An accessibility design review is a comprehensive examination of your website, app, or other digital product design files to check for accessibility issues before your website or product moves to the code stage. When design files are reviewed for accessibility, and accessibility issues are corrected, it prevents those issues from making their way further through the development process, creating re-work later in the cycle.

At Allyant, design reviews are much more than transactional file sharing. Our team conducts hands-on working sessions with your team—including designers and developers—pointing out accessibility issues that should be addressed, the barriers they would create for the user, guidance to fix issues, and alternative options if there is no accessible solution.

A design review or audit is not a requirement, but it is a best practice. If accessibility issues are caught and corrected in the design phase, those issues do not get passed to the development team causing costly re-work that may ultimately delay your website or product launch. Correcting accessibility issues earlier in the creative process will also help reduce your organization’s legal risk—ensuring that website or product does not launch with non-compliant accessibility errors.

For more about the value of shifting accessibility earlier in the creative process, read our blog post: How to Shift Left in Digital Accessibility: A Guide to Building an Designing Inclusively from the Start. 

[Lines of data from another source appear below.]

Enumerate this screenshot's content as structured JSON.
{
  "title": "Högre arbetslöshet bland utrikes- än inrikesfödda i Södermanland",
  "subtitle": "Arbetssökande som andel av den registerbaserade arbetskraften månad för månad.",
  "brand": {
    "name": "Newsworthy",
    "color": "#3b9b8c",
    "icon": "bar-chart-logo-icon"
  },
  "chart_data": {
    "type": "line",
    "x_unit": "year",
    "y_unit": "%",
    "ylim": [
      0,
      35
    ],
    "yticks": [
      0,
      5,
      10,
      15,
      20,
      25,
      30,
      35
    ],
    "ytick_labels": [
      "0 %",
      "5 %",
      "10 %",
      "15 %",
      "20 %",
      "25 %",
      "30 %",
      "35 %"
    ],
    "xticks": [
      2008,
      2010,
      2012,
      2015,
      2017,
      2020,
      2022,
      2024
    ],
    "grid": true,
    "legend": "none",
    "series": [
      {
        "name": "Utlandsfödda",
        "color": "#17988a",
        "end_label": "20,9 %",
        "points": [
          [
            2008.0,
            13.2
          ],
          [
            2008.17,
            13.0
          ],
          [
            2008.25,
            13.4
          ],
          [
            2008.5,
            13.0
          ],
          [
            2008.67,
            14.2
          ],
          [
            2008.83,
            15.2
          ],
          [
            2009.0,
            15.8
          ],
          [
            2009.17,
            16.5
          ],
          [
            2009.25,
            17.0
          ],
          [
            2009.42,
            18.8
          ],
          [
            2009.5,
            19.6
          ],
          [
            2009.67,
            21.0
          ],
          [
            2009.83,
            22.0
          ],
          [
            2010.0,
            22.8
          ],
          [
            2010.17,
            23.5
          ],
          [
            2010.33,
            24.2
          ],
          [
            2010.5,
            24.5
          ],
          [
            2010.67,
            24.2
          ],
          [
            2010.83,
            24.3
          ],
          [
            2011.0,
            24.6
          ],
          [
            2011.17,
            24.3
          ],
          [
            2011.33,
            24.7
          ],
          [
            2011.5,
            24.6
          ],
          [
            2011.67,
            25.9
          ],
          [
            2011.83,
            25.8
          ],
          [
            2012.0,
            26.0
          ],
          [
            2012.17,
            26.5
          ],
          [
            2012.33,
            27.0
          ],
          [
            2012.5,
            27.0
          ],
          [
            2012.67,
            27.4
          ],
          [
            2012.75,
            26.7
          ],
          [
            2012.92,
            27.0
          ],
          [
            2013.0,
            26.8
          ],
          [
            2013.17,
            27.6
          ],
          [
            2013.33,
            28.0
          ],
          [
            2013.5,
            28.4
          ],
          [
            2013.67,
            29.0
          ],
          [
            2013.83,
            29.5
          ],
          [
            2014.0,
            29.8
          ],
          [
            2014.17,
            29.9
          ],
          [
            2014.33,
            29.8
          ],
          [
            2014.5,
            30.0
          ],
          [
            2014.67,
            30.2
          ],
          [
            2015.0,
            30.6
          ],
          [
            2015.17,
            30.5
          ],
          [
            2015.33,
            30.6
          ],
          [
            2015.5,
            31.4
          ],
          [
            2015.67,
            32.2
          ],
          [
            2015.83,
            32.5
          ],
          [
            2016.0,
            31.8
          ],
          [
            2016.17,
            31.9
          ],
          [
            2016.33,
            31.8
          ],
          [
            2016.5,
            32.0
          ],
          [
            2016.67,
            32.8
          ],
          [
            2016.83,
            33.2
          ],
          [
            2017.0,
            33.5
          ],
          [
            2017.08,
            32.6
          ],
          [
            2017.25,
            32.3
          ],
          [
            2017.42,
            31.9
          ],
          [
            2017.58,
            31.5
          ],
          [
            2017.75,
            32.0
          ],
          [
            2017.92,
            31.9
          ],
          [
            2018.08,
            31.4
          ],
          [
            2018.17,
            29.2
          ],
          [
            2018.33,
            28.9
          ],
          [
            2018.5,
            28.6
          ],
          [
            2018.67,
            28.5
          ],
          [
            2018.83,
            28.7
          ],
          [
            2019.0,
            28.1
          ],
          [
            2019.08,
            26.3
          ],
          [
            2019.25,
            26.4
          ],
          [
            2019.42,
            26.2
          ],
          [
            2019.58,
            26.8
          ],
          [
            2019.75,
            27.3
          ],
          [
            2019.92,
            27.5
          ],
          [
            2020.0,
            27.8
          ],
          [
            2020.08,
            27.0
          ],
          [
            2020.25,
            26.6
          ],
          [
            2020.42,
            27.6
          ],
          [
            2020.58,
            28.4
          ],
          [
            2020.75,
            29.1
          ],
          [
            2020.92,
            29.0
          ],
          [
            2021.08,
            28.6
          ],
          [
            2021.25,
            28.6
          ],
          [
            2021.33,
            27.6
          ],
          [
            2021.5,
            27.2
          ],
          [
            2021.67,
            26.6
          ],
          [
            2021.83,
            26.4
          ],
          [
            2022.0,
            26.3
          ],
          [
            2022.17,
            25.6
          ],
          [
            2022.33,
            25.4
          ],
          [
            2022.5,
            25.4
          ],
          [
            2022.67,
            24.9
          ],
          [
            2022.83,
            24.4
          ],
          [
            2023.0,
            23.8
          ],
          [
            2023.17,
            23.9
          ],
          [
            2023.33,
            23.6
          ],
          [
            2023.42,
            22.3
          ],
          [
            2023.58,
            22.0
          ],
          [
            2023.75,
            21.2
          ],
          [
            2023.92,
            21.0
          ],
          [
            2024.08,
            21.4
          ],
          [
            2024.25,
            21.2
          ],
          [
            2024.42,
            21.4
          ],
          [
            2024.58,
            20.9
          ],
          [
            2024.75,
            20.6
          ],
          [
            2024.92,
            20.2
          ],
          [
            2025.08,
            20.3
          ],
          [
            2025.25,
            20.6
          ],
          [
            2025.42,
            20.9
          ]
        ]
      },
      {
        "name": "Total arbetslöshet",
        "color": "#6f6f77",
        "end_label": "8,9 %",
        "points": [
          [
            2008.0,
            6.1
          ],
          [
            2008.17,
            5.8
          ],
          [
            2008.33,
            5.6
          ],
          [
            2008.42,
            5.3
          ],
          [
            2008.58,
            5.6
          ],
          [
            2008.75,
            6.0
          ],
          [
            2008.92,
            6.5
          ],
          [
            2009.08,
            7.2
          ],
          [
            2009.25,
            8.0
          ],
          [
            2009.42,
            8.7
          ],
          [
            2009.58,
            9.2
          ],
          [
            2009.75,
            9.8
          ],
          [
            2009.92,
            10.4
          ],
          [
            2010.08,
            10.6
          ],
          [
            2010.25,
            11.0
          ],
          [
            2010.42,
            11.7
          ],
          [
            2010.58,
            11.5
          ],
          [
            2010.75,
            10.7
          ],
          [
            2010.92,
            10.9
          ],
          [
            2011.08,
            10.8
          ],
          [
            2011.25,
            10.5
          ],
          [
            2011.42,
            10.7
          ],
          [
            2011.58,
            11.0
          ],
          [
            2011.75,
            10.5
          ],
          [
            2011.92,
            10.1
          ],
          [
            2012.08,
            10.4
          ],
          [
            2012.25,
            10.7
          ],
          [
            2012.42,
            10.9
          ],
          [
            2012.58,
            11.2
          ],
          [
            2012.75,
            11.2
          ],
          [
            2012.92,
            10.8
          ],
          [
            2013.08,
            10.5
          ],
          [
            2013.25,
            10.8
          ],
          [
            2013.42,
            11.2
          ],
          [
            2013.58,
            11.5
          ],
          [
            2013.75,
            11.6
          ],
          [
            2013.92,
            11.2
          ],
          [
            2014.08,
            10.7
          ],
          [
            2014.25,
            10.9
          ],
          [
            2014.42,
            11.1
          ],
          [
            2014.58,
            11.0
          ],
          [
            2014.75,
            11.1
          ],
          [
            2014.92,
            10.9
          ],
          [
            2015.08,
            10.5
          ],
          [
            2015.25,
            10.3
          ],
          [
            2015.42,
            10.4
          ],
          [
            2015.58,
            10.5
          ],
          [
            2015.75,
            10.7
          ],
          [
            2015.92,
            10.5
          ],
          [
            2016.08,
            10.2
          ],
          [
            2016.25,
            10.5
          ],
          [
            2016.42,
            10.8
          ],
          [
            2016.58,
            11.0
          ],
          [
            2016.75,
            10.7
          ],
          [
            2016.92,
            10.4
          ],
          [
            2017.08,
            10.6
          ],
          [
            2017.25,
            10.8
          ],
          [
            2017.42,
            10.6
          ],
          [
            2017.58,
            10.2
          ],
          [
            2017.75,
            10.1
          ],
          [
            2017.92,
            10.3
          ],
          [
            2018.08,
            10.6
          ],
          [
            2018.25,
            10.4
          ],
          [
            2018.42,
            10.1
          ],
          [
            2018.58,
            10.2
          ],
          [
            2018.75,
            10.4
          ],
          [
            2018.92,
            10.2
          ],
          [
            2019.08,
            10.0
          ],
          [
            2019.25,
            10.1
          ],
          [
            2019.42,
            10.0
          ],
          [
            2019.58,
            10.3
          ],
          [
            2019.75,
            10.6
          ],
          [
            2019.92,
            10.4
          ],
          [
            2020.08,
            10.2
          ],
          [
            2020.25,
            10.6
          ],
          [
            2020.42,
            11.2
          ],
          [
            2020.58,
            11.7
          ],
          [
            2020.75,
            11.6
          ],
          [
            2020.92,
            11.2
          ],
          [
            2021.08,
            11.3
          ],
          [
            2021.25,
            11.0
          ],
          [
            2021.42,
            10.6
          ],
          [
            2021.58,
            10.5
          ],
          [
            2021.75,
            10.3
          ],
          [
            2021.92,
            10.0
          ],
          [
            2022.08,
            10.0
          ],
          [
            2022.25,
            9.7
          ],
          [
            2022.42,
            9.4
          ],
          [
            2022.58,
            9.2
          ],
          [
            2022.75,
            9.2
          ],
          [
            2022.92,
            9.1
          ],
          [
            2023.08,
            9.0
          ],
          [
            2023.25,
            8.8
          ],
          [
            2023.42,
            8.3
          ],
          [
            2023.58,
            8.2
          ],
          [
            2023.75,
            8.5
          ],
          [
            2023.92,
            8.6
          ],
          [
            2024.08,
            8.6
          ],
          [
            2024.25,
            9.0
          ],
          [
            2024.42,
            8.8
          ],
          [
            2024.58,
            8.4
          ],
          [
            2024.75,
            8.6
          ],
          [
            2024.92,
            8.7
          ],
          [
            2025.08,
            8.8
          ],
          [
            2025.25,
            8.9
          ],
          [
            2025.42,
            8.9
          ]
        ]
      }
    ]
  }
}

Color contrast is the difference in color between an element in the foreground and an element in the background. For example, the difference in color between a font placed on top of an image or its background.

The Web Content Accessibility Guidelines (WCAG) stipulate specific color contrast ratios to ensure color is legible, and readable, for all users—especially those with visual impairments. If the contrast in your design does not meet certain ratios, the design will not pass WCAG accessibility standards.

Common accessibility issues include:

  • Improper semantic structure, such as incorrect heading hierarchies.
  • Insufficient color contrast between text and background.
  • Missing or non-descriptive alt text for images.
  • Unlabeled or mislabelled interactive elements like buttons and links.
  • Inaccessible forms lacking proper labels and instructions.